(575c) Machine Learning-Based Meta-Analysis of the Association between HLA-Peptide Binding Interactions and HLA-Linked Disease Susceptibility | AIChE

(575c) Machine Learning-Based Meta-Analysis of the Association between HLA-Peptide Binding Interactions and HLA-Linked Disease Susceptibility

Authors 

Song, H. - Presenter, Inha University
Kieslich, C., Auburn University
Islam, S., Auburn University
The human leukocyte antigen (HLA), located on chromosome 6, contains the most highly polymorphic family of genes and encodes the Major Histocompatibility Complex (MHC) molecules. Over a hundred diseases are associated with the HLA region of the human genome, including cancer, food allergy, infectious diseases, and autoimmune diseases. Peptide-binding characteristics of MHC molecules may influence susceptibility to the diseases. Thus, understanding the principles that govern the peptide-MHC (pMHC) interactions may potentially provide biological insight into the role of HLA alleles in immunopathology. Understanding the interaction between molecules and antigen-derived peptides is a key challenge in immunoinformatics since it is a crucial step in T-cell recognition and the triggering of adaptive immune responses. Computational tools have thus been developed to predict the binding of peptide antigens to MHC molecules with the ultimate aim of discovering T-cell epitopes in the field of vaccine design. These tools use a variety of methods, including machine learning algorithms, to predict peptide-MHC binding affinity. This work aims to investigate the potential associations between MHC-peptide interactions and susceptibility to HLA-associated diseases. The machine learning-based binding prediction models of HLA alleles are developed by training them on large experimental binding affinity datasets obtained from Immune Epitope Database (IEDB). For the encoding peptides, the BLOSUM matrix was used as a numeric representation of amino acids, and the input features were extracted by the Fourier transform which allows for the conversion of peptide sequences with varying lengths into the same number of features.
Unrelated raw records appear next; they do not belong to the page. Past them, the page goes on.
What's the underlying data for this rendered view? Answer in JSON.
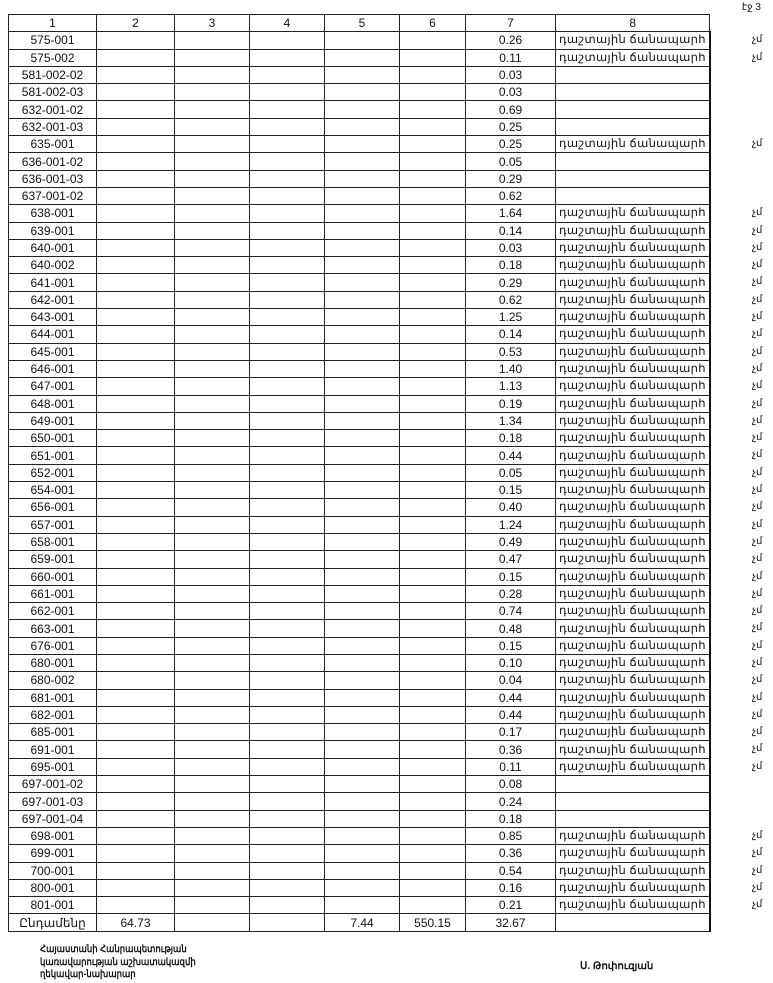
{
  "page_label": "էջ 3",
  "columns": [
    "1",
    "2",
    "3",
    "4",
    "5",
    "6",
    "7",
    "8"
  ],
  "rows": [
    [
      "575-001",
      "0.26",
      "դաշտային ճանապարհ",
      "չմ"
    ],
    [
      "575-002",
      "0.11",
      "դաշտային ճանապարհ",
      "չմ"
    ],
    [
      "581-002-02",
      "0.03",
      "",
      ""
    ],
    [
      "581-002-03",
      "0.03",
      "",
      ""
    ],
    [
      "632-001-02",
      "0.69",
      "",
      ""
    ],
    [
      "632-001-03",
      "0.25",
      "",
      ""
    ],
    [
      "635-001",
      "0.25",
      "դաշտային ճանապարհ",
      "չմ"
    ],
    [
      "636-001-02",
      "0.05",
      "",
      ""
    ],
    [
      "636-001-03",
      "0.29",
      "",
      ""
    ],
    [
      "637-001-02",
      "0.62",
      "",
      ""
    ],
    [
      "638-001",
      "1.64",
      "դաշտային ճանապարհ",
      "չմ"
    ],
    [
      "639-001",
      "0.14",
      "դաշտային ճանապարհ",
      "չմ"
    ],
    [
      "640-001",
      "0.03",
      "դաշտային ճանապարհ",
      "չմ"
    ],
    [
      "640-002",
      "0.18",
      "դաշտային ճանապարհ",
      "չմ"
    ],
    [
      "641-001",
      "0.29",
      "դաշտային ճանապարհ",
      "չմ"
    ],
    [
      "642-001",
      "0.62",
      "դաշտային ճանապարհ",
      "չմ"
    ],
    [
      "643-001",
      "1.25",
      "դաշտային ճանապարհ",
      "չմ"
    ],
    [
      "644-001",
      "0.14",
      "դաշտային ճանապարհ",
      "չմ"
    ],
    [
      "645-001",
      "0.53",
      "դաշտային ճանապարհ",
      "չմ"
    ],
    [
      "646-001",
      "1.40",
      "դաշտային ճանապարհ",
      "չմ"
    ],
    [
      "647-001",
      "1.13",
      "դաշտային ճանապարհ",
      "չմ"
    ],
    [
      "648-001",
      "0.19",
      "դաշտային ճանապարհ",
      "չմ"
    ],
    [
      "649-001",
      "1.34",
      "դաշտային ճանապարհ",
      "չմ"
    ],
    [
      "650-001",
      "0.18",
      "դաշտային ճանապարհ",
      "չմ"
    ],
    [
      "651-001",
      "0.44",
      "դաշտային ճանապարհ",
      "չմ"
    ],
    [
      "652-001",
      "0.05",
      "դաշտային ճանապարհ",
      "չմ"
    ],
    [
      "654-001",
      "0.15",
      "դաշտային ճանապարհ",
      "չմ"
    ],
    [
      "656-001",
      "0.40",
      "դաշտային ճանապարհ",
      "չմ"
    ],
    [
      "657-001",
      "1.24",
      "դաշտային ճանապարհ",
      "չմ"
    ],
    [
      "658-001",
      "0.49",
      "դաշտային ճանապարհ",
      "չմ"
    ],
    [
      "659-001",
      "0.47",
      "դաշտային ճանապարհ",
      "չմ"
    ],
    [
      "660-001",
      "0.15",
      "դաշտային ճանապարհ",
      "չմ"
    ],
    [
      "661-001",
      "0.28",
      "դաշտային ճանապարհ",
      "չմ"
    ],
    [
      "662-001",
      "0.74",
      "դաշտային ճանապարհ",
      "չմ"
    ],
    [
      "663-001",
      "0.48",
      "դաշտային ճանապարհ",
      "չմ"
    ],
    [
      "676-001",
      "0.15",
      "դաշտային ճանապարհ",
      "չմ"
    ],
    [
      "680-001",
      "0.10",
      "դաշտային ճանապարհ",
      "չմ"
    ],
    [
      "680-002",
      "0.04",
      "դաշտային ճանապարհ",
      "չմ"
    ],
    [
      "681-001",
      "0.44",
      "դաշտային ճանապարհ",
      "չմ"
    ],
    [
      "682-001",
      "0.44",
      "դաշտային ճանապարհ",
      "չմ"
    ],
    [
      "685-001",
      "0.17",
      "դաշտային ճանապարհ",
      "չմ"
    ],
    [
      "691-001",
      "0.36",
      "դաշտային ճանապարհ",
      "չմ"
    ],
    [
      "695-001",
      "0.11",
      "դաշտային ճանապարհ",
      "չմ"
    ],
    [
      "697-001-02",
      "0.08",
      "",
      ""
    ],
    [
      "697-001-03",
      "0.24",
      "",
      ""
    ],
    [
      "697-001-04",
      "0.18",
      "",
      ""
    ],
    [
      "698-001",
      "0.85",
      "դաշտային ճանապարհ",
      "չմ"
    ],
    [
      "699-001",
      "0.36",
      "դաշտային ճանապարհ",
      "չմ"
    ],
    [
      "700-001",
      "0.54",
      "դաշտային ճանապարհ",
      "չմ"
    ],
    [
      "800-001",
      "0.16",
      "դաշտային ճանապարհ",
      "չմ"
    ],
    [
      "801-001",
      "0.21",
      "դաշտային ճանապարհ",
      "չմ"
    ]
  ],
  "total": {
    "label": "Ընդամենը",
    "c2": "64.73",
    "c3": "",
    "c4": "",
    "c5": "7.44",
    "c6": "550.15",
    "c7": "32.67",
    "c8": ""
  },
  "footer": {
    "line1": "Հայաստանի Հանրապետության",
    "line2": "կառավարության աշխատակազմի",
    "line3": "ղեկավար-նախարար",
    "signatory": "Ս. Թոփուզյան"
  }
}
A feature selection algorithm is applied to rank the features based on their contribution and used to derive a “fingerprint” characterizing the peptide-binding characteristics of each allele. The proposed allele-specific models are validated and analyzed with current state-of-art pHLA binding predictors, and HLA alleles were clustered based on their feature preference and analyzed with HLA allele-disease associations.